La Asociación de Afectados por la Venta de Viviendas del IVIMA (AVVI) y la FRAVM consideran inaceptable que la Comunidad de Madrid se alce en defensora sin complejos de los intereses del fondo buitre en vez de velar por los intereses de las familias damnificadas, es decir, en vez de defender los derechos de los madrileños y madrileñas. “Por eso exigimos a la presidenta Ayuso que se siente ya a negociar con los afectados y con Goldman Sachs-Encasa Cibeles para recuperar las viviendas públicas y poder restituir los derechos que nunca debieron ser eliminados a estas familias, que no hicieron nada para que les haya tenido durante tanto tiempo viviendo una agonía y una incertidumbre inaceptable en democracia”, indica Quique Villalobos.

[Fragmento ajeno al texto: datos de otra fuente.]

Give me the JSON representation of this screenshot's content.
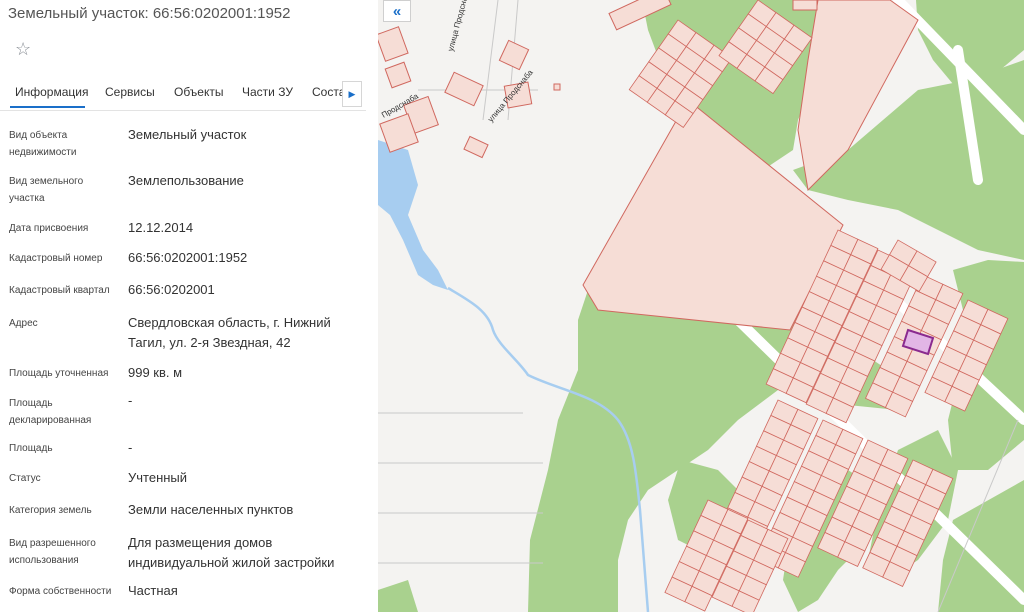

Tras la nueva sentencia, AVVI y la FRAVM felicitan a los colectivos de afectados y afectadas y a sus equipos de letrados, que en estos años no han cesado de pelear por sus derechos y por la vivienda pública, y en primer lugar a Rachid Bouikou y a su abogado de oficio César de Pinto, cuyo buen hacer se encuentra detrás del nuevo auto de inadmisión. El origen del caso judicial se sitúa en el otoño de 2013, época en la que decenas de afectados por la operación, que tuvo lugar en julio de ese año, presentaron recursos contra la actuación de la Comunidad de Madrid. La mayoría fueron desestimados en primera instancia ya que los tribunales no consideraron a los inquilinos como “parte interesada” en el acuerdo comercial entre esta Administración y la empresa Goldman Sachs. Afortunadamente, el Tribunal Superior de Justicia de Madrid atendió el recurso presentado por Rachid, al igual que ha hecho con otros dos recursos. Los responsables de la venta recurrieron en casación al Supremo y en diciembre de 2019 el alto tribunal dio la razón a este vecino de Navalcarnero y por extensión a todos los damnificados.

Aún quedan varios recursos judiciales por resolverse, pero esto no quita para que la Comunidad de Madrid pueda actuar inmediatamente para restablecer los derechos de las casi 3.000 familias afectadas.